The end of a TV era looms: Seinfeld, the celebrated show about nothing that was really something special where critics, Emmy voters and loyal fans were concerned, will end its storied nine-season run this May, its namesake star and executive producer tells Friday's New York Times.

For the moment, at least, call Jerry Seinfeld, the Grinch Who Stole the Day After Christmas.

"I wanted to end the show on the same kind of peak we've been doing it on for years," the 42-year-old comedian says, in the Times. "I wanted the end to be from a point of strength. I wanted the end to be graceful."

And so, this prime-time season's most-watched sitcom--by one numbers-crunching stat, the most-watched TV series ever--will film its last episode this spring. Not even a truckload of money--a reported promise of $5 million an episode to Mr. Seinfeld by NBC--could convince its star to stay on board and dream up new Manhattan misadventures for Elaine, George, Kramer, Newman, the Soup Nazi, Bubble Boy, et al.

"It was an extremely difficult thing to do," Seinfeld tells the newspaper. "This show has been the greatest love affair of my life. But we were all together on it. We all felt we wanted to leave in love."

NBC, meanwhile, was maintaining a brave front.

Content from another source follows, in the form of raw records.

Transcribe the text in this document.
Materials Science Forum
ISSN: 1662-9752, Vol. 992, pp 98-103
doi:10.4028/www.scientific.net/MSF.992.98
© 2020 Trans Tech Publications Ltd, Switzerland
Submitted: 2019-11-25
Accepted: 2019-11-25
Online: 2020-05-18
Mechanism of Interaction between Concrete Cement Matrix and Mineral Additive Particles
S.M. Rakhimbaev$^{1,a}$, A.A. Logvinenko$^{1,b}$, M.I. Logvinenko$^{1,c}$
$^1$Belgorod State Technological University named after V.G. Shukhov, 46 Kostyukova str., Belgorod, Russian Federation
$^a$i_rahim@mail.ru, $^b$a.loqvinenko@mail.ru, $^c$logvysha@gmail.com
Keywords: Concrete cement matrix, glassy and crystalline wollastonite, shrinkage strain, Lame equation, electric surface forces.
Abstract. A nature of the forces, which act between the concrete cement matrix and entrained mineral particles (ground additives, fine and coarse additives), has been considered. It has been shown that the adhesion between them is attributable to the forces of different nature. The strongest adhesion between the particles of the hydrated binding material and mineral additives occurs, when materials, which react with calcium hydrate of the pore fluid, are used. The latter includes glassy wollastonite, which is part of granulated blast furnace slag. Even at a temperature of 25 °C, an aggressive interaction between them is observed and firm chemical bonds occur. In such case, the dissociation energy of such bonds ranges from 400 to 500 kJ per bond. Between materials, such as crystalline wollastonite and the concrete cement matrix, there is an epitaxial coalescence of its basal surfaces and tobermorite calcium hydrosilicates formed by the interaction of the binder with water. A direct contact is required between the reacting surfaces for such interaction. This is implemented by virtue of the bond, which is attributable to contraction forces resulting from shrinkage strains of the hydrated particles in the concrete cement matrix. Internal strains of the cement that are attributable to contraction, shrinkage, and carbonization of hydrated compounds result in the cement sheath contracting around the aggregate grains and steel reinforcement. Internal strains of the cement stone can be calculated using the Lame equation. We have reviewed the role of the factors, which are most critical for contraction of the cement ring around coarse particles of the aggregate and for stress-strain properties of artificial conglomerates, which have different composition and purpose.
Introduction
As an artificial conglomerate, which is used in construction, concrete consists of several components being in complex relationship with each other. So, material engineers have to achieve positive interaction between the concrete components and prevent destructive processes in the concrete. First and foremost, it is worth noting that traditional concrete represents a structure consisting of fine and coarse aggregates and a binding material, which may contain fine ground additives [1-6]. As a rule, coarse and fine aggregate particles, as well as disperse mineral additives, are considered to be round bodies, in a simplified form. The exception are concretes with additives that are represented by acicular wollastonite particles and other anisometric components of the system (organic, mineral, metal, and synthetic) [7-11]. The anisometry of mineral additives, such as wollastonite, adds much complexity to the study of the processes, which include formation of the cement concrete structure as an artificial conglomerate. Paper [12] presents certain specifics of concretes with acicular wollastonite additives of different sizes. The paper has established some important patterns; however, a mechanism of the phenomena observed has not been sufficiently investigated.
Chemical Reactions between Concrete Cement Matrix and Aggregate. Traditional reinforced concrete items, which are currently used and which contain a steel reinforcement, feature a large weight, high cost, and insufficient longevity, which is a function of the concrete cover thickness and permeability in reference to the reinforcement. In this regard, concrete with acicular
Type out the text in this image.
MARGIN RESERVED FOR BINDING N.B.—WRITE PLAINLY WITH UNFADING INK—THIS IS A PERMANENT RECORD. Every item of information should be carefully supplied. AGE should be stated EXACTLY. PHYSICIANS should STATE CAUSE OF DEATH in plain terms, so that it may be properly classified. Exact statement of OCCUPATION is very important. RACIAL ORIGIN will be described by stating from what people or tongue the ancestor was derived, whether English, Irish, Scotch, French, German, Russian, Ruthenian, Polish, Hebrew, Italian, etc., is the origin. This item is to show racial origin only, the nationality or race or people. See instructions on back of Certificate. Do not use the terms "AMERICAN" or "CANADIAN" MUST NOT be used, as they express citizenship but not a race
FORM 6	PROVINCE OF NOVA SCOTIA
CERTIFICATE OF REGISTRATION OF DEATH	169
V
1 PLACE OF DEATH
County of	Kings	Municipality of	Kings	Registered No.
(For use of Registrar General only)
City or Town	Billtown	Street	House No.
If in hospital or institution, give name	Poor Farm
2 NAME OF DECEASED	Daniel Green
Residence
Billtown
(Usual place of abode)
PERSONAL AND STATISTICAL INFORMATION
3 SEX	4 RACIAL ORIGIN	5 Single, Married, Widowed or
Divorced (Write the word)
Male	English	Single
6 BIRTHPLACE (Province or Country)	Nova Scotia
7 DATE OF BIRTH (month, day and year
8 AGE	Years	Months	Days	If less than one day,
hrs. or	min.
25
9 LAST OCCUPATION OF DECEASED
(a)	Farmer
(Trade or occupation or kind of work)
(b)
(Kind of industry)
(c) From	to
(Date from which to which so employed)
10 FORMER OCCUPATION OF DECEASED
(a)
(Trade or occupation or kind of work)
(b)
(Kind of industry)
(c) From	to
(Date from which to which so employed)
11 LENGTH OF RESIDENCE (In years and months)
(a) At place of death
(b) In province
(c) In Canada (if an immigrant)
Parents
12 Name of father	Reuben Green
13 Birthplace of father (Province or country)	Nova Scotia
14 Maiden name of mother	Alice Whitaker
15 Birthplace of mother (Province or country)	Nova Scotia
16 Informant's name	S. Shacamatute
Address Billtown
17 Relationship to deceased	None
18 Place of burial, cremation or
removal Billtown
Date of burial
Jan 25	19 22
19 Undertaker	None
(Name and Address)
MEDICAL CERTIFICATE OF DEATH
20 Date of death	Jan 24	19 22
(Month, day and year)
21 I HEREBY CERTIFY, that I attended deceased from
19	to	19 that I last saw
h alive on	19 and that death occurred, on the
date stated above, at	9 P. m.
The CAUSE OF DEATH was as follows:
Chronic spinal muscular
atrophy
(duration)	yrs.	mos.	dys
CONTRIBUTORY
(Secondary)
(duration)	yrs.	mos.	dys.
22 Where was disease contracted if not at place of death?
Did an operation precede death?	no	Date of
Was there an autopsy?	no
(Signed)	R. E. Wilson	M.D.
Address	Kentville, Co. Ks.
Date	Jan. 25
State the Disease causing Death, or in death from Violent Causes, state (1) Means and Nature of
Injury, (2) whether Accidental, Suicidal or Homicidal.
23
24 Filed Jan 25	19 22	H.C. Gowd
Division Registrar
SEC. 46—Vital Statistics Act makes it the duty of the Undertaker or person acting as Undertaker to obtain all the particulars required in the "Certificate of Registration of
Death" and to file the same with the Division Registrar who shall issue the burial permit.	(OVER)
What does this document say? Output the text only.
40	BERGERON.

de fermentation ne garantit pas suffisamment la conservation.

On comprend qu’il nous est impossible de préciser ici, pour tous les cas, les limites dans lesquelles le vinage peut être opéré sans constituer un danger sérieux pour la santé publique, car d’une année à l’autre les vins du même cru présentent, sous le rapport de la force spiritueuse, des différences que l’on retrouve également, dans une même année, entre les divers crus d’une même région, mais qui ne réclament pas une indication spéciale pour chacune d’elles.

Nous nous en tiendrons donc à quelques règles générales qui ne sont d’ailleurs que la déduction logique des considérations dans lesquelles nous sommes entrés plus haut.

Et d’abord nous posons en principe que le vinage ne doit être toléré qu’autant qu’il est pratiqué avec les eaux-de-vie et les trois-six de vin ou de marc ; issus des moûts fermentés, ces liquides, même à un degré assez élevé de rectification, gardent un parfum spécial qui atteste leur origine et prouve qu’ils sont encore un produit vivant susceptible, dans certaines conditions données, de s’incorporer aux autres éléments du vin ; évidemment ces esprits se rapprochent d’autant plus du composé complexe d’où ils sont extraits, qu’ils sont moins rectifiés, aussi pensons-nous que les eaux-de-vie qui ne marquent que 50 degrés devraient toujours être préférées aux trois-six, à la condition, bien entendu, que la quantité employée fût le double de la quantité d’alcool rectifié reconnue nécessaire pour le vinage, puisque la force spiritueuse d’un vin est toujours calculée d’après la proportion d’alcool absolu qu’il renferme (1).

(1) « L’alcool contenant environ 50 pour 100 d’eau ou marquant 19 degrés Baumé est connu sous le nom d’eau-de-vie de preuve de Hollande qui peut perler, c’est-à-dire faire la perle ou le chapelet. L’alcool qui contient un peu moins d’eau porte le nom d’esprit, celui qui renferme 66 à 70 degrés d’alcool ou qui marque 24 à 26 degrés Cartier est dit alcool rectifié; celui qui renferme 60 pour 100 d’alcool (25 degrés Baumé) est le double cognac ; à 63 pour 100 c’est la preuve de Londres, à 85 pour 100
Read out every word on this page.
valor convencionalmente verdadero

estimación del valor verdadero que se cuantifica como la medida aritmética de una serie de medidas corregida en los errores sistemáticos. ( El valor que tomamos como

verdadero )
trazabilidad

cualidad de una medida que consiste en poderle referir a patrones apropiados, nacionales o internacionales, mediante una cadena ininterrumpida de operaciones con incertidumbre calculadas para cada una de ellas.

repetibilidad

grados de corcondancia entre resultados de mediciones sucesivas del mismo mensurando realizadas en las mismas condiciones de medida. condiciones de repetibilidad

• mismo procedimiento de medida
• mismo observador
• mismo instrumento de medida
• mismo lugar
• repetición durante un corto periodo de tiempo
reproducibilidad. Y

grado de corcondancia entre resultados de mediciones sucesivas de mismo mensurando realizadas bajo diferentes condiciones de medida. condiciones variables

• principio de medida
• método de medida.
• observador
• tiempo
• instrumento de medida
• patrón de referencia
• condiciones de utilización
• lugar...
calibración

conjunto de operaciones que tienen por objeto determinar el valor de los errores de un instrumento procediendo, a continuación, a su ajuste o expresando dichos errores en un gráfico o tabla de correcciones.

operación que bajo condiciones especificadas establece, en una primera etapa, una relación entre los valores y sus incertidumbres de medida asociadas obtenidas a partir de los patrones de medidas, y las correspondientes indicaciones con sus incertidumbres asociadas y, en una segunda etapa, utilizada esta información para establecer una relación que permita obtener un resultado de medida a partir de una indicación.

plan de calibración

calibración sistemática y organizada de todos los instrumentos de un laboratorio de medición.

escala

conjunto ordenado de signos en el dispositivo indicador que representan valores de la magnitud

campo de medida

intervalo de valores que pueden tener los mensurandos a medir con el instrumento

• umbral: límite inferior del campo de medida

"To keep a show of this caliber at its peak has been a great undertaking. We respect Jerry's decision that at the end of this season it's time to move on," the network said, in a statement.

NBC may "respect" the move; but it certainly can't like it. A prime-time schedule without Seinfeld is not a pretty prospect for the peacock. The series is the most successful of the 1990s. Since 1993, Seinfeld has rock-solid anchored NBCs Must-See Thursday night lineup, the cornerstone of the top-rated network's success--and, of late, the lone bright spot on its increasingly pot-holed schedule.

Seinfeld, simply, has meant the world to NBC. It brings ratings (currently the No. 2 show, behind ER), money (pulling in a reported $200 million in annual profits) and respect (multiple Emmys, repeated declarations of "instant" classic status).

The loss of Seinfeld looks to be a serious blow to NBC's continued ratings' dominance, and a big boost to the cause of the makers of ER, who are looking to extract a ton o' money from the suddenly hit-starved network this spring--or else jump to a rival.

Seinfeld announced last month that he was giving himself a 30-day deadline to decide the fate of his series, once and for all. If money wasn't an issue for staying, maybe it's because he's already made a fortune--earning $94 million last year, according to Forbes magazine, and drawing a reported salary of $1 million an episode this year.

Seinfeld debuted on NBC on July 5, 1989, in the guise of The Seinfeld Chronicles. (That pilot did not feature Julia Louis-Dreyfus' Elaine, although the rest of the characters remained the same--except for one minor detail, Kramer was called Kessler.) After a short run in the summer of 1990, the series was granted a regular time slot in January 1991.